Comme c’est bizarre !

Ce jour à Thiers, nous avons déjeuné dehors sur la terrasse, pourtant le 11 novembre est derrière nous, comme c’est bizarre ! Oh je ne vais pas en faire tout un tintamarre et surtout pas m’en plaindre mais tout de même j’y vois une anomalie : comme c’est bizarre !

Il fut un temps pas si lointain où les chrysanthèmes que l’on installait sur les tombes dès la veille de Toussaint étaient gelés le matin du 1er novembre et là, pour être repassé dans les allées pour arroser mes pots, j’ai pu constater que le cimetière des Limandons est un splendide jardin : comme c’est bizarre ! Ces débordements de fleurs ont le pouvoir d’embellir (j’ai failli dire égayer) ce lieu de repos de tous ceux qui nous ont quittés. Je suis descendu par les ‘’Chemins neufs’’ jusqu’au Moutier. Au rond-point, un autre jardin, superbe et bien fleuri, des plantes en bonne santé mais pas des chrysanthèmes, comme c’est bizarre ! (ils sont tous dans les cimetières !). La nature parfois participe à l’effort d’économie et c’est heureux.

Ayant rendez-vous chez un dentiste, je passais évidemment par la salle d’attente. Cinq personnes m’y avaient précédé. Mon ‘’bonjour’’ d’arrivée prononcé à haute et intelligible voix ne créa pas un enthousiasme débridé dans l’assemblée ! Il faut dire que ce respectable rassemblement était occupé par une pratique collective maintenant courante, converser par téléphone.
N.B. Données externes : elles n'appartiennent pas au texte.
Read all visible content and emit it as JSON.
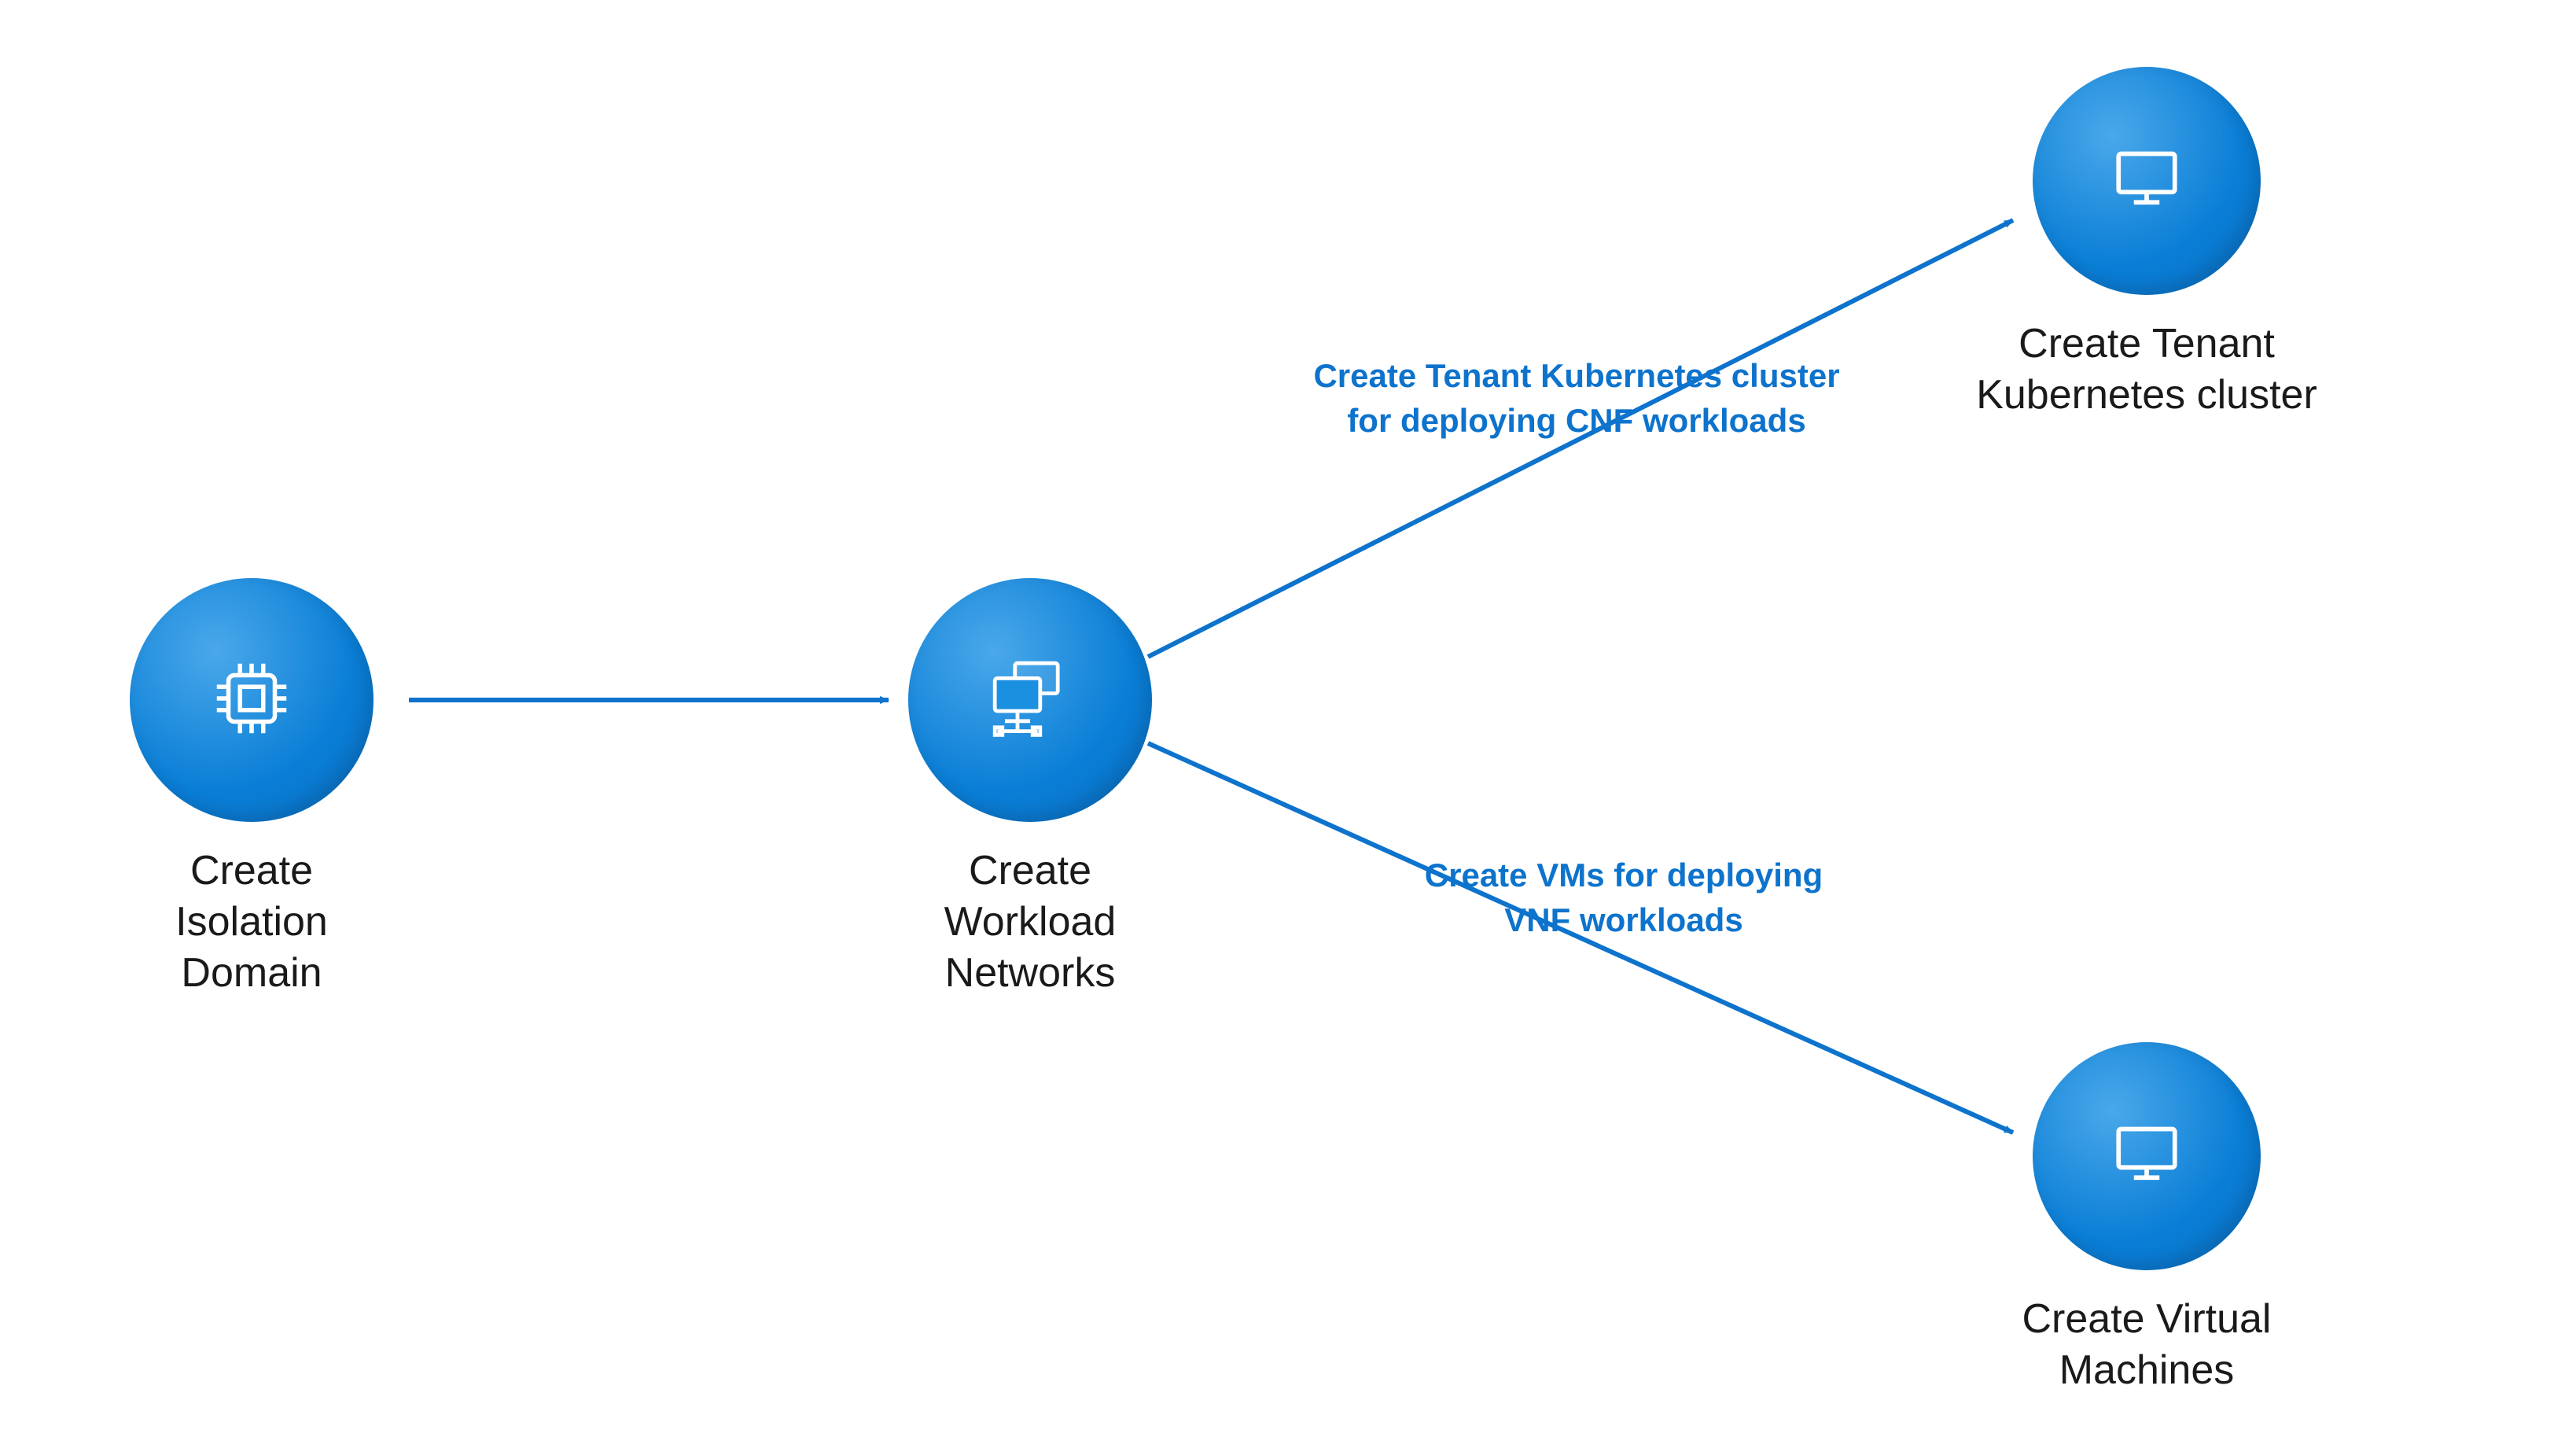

Je me suis senti isolé : comme c’est bizarre ! Au bout d’un moment, esseulé dans mon isolement, j’ai risqué une question : « ça ne vous dérange pas si je ne téléphone pas ? ». Dans l’instant, je n’eus pas de réponse, tout au plus certains yeux se levèrent des claviers pour regarder furtivement l’intrus que j’étais. Enfin, un son me parvint comme réponse (d’un humain !), une dame me dit en souriant : « vous vous faites remarquer », bizarre non ? Effectivement, je n’étais pas dans la norme. Les salles d’attente où les gens parlaient entre eux pour passer le temps d’attente (si bien nommé en ce lieu), où l’on pouvait feuilleter des magazines, voire arracher subrepticement les pages qui nous intéressaient, introuvables ailleurs lorsque les revues toutes froissées et fatiguées par l’usage intensif des lecteurs cumulaient les semaines et même les mois d’âge, tout ça était fini, la pandémie était passée par là ! Finis les contacts en tous genres, plus de bises, plus de poignée de main, la parole ne peut plus circuler librement mais filtrée et à distance respectable : comme tout ça est bizarre ! (mais nécessaire).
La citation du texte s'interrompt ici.